The one-on-one video interviews of more than 200 Academy honorees are featured on the Academy of Achievement’s website, www.achievement.org, alongside multimedia curriculum modules and a podcast center of selected symposium presentations from the annual International Achievement Summit. The website also hosts a collection of biographies and historic photographs of these Academy members. Visitors can access our online library and discover which books influenced the early lives of our honorees. The curriculum module topics feature Academy members talking to students about their personal insights and life experiences on a wide range of topics, including civil rights, social advocacy, creative writing and leadership. The Academy of Achievement’s website receives 200 million hits per year from educators and students around the world.

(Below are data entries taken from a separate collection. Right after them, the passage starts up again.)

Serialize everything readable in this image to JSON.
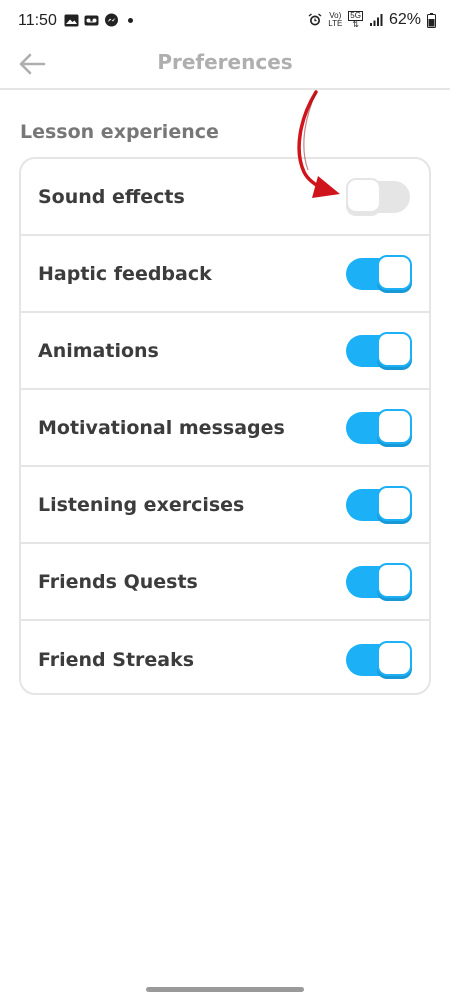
{
  "status_bar": {
    "time": "11:50",
    "battery": "62%",
    "net_top": "Vo)",
    "net_bottom": "LTE",
    "gen_top": "5G",
    "icons": [
      "image-icon",
      "voicemail-icon",
      "messenger-icon",
      "alarm-icon",
      "signal-icon",
      "battery-icon"
    ]
  },
  "header": {
    "title": "Preferences",
    "back_icon": "arrow-left-icon"
  },
  "section": {
    "title": "Lesson experience",
    "items": [
      {
        "label": "Sound effects",
        "enabled": false
      },
      {
        "label": "Haptic feedback",
        "enabled": true
      },
      {
        "label": "Animations",
        "enabled": true
      },
      {
        "label": "Motivational messages",
        "enabled": true
      },
      {
        "label": "Listening exercises",
        "enabled": true
      },
      {
        "label": "Friends Quests",
        "enabled": true
      },
      {
        "label": "Friend Streaks",
        "enabled": true
      }
    ]
  },
  "colors": {
    "accent": "#1cb0f6",
    "accent_shadow": "#1899d6",
    "toggle_off": "#e5e5e5",
    "annotation_arrow": "#d0141c"
  }
}
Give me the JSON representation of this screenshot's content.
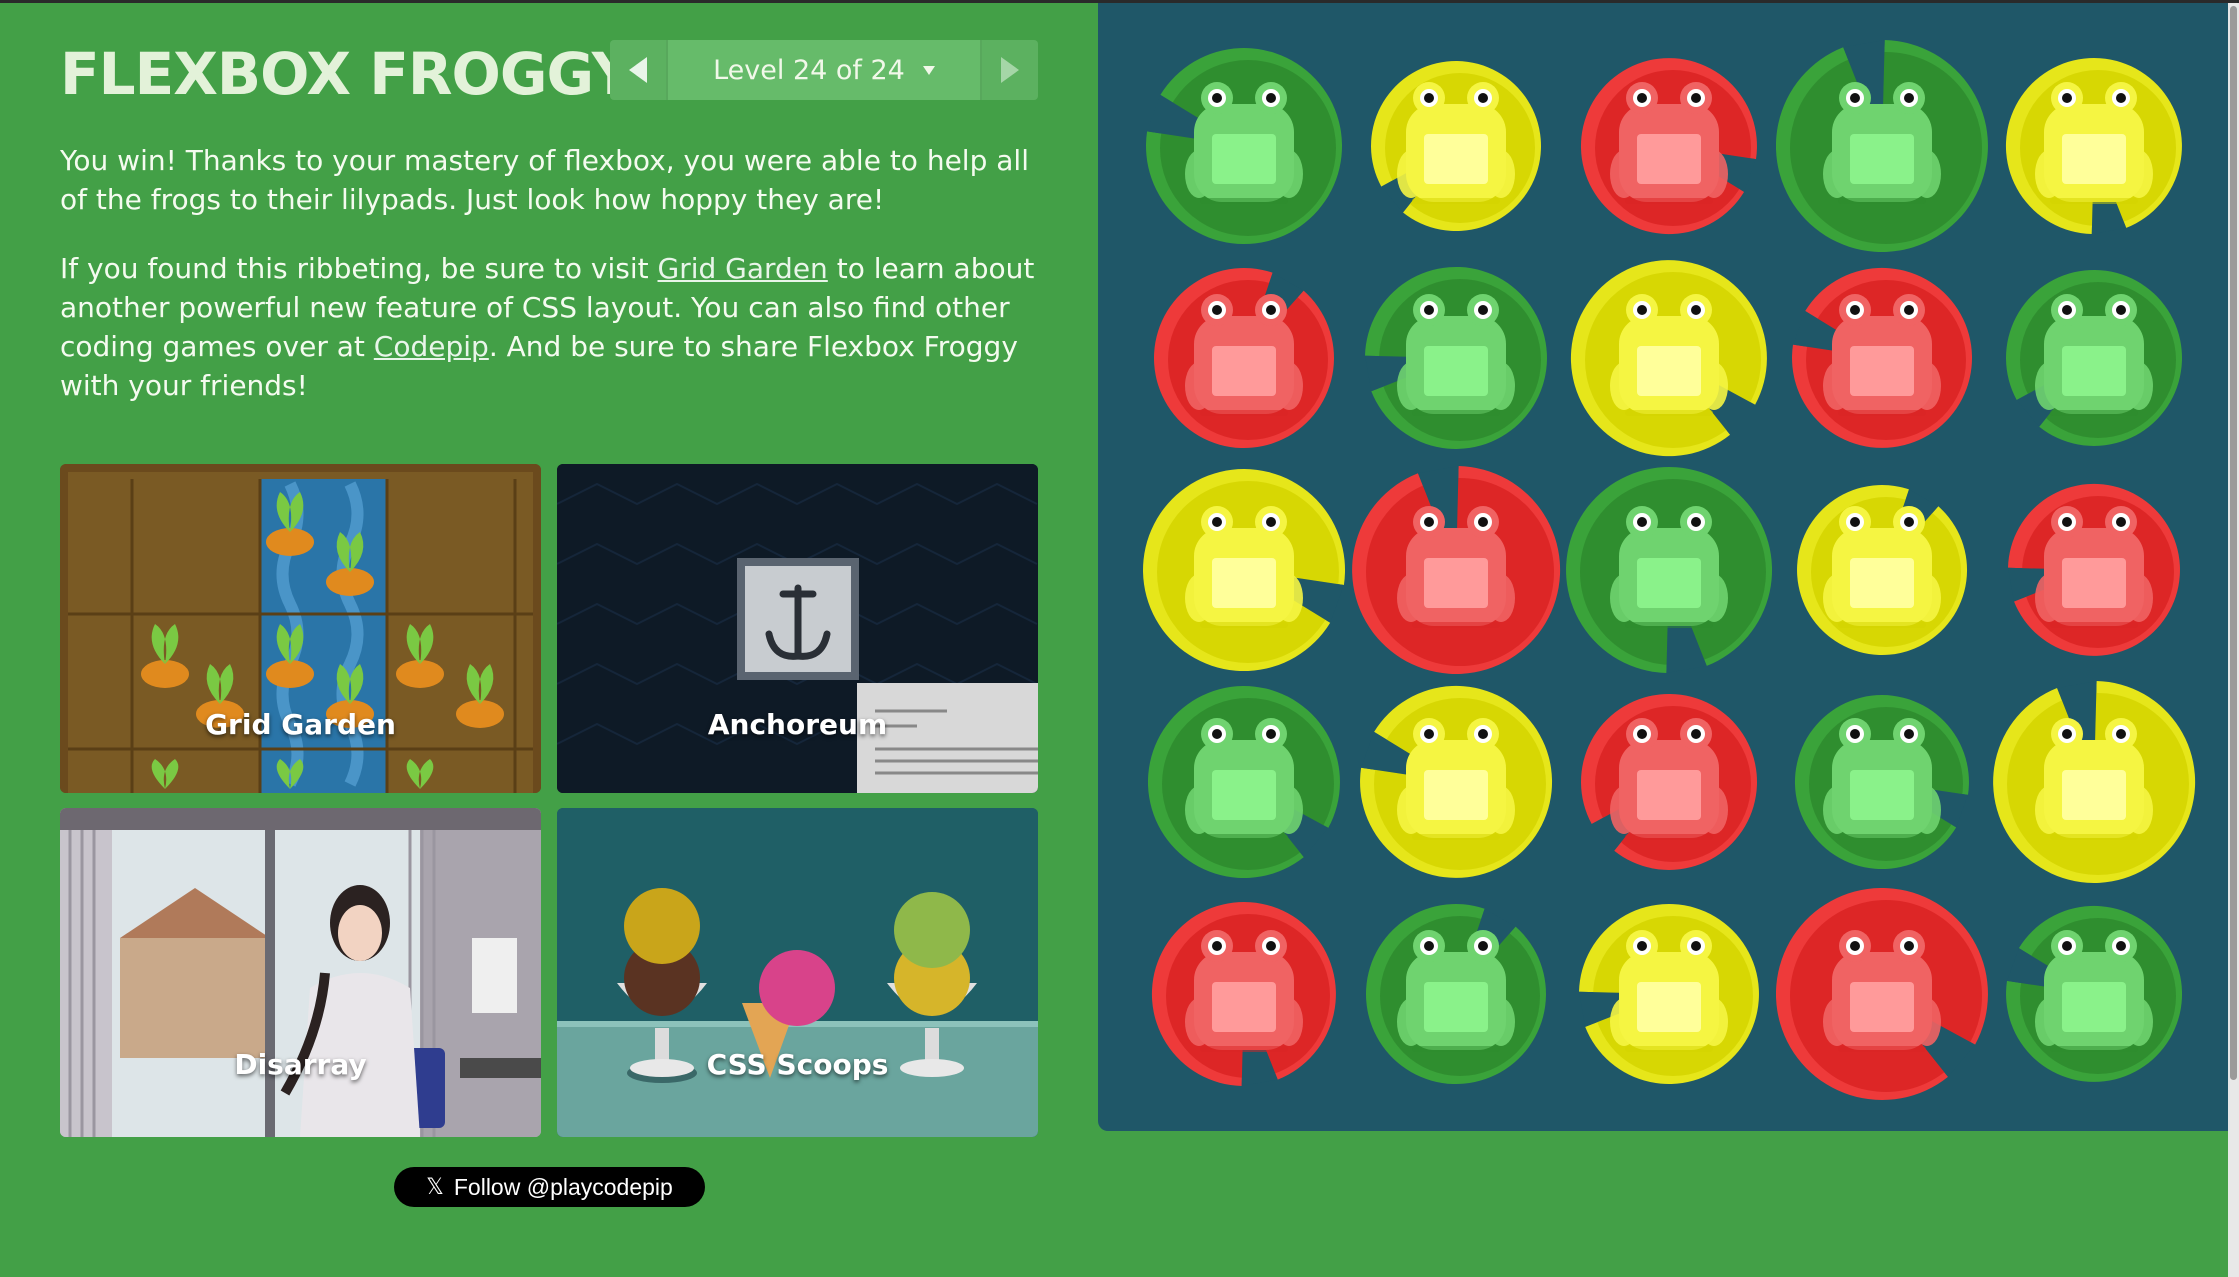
{
  "header": {
    "title": "FLEXBOX FROGGY",
    "level_text": "Level 24 of 24"
  },
  "intro": {
    "p1": "You win! Thanks to your mastery of flexbox, you were able to help all of the frogs to their lilypads. Just look how hoppy they are!",
    "p2_a": "If you found this ribbeting, be sure to visit ",
    "p2_link1": "Grid Garden",
    "p2_b": " to learn about another powerful new feature of CSS layout. You can also find other coding games over at ",
    "p2_link2": "Codepip",
    "p2_c": ". And be sure to share Flexbox Froggy with your friends!"
  },
  "games": [
    {
      "label": "Grid Garden"
    },
    {
      "label": "Anchoreum"
    },
    {
      "label": "Disarray"
    },
    {
      "label": "CSS Scoops"
    }
  ],
  "follow": {
    "label": "Follow @playcodepip",
    "icon": "x-logo-icon"
  },
  "colors": {
    "background": "#43a047",
    "pond": "#1f5768",
    "green_pad": "#2e8b2e",
    "green_frog": "#6fd36f",
    "yellow_pad": "#d4d400",
    "yellow_frog": "#f5f542",
    "red_pad": "#d92323",
    "red_frog": "#f06363"
  },
  "frog_grid": [
    [
      "green",
      "yellow",
      "red",
      "green",
      "yellow"
    ],
    [
      "red",
      "green",
      "yellow",
      "red",
      "green"
    ],
    [
      "yellow",
      "red",
      "green",
      "yellow",
      "red"
    ],
    [
      "green",
      "yellow",
      "red",
      "green",
      "yellow"
    ],
    [
      "red",
      "green",
      "yellow",
      "red",
      "green"
    ]
  ]
}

Our mission is to bring the personal stories of exceptional men and women to all who aspire to make a difference in their own lives.

Members of the Awards Council: award-winning actress Helen Hayes, pioneer newscaster Lowell Thomas, and famed attorney Leon Jaworski at the 1975 Banquet of the Golden Plate ceremonies in Evansville, Indiana.
Members of the Awards Council: award-winning actress Helen Hayes, pioneer TV newscaster Lowell Thomas, and famed attorney Leon Jaworski at the 1974 Banquet of the Golden Plate Award ceremonies in Salt Lake City, Utah.

In 2011, the Academy of Achievement published a library of more than 500 exclusive audio and video symposium presentations from its annual Summits on iTunes U. The Academy has continued to add to this collection, which now spans more than 30 years, from 1981 to 2014. Academy of Achievement podcasts are available to the public on iTunes U, free of charge, under the Creative Commons License. In 2015, the Academy launched a podcast series, What It Takes, on iTunes. The podcast presents the life stories and reflections of Academy members who have had a huge impact on the world, and insights you can apply to your own life. What It Takes had more than 1 million downloads during its first year.

Chief Judge for the United States District Court for the District of Columbia John Sirica and Gen. Dan Shomron, 13th Chief of Staff of the Israel Defense Forces.
The Hon. John J. Sirica, Watergate trial judge and Time magazine’s Man of the Year, with General Dan Shomron, paratroop commander of the Entebbe Airport rescue of 103 high-jacked hostages and later the Chief of Staff of the Israeli Defense Forces, on the headtable at the 1977 Banquet of the Golden Plate ceremonies in Orlando, Florida.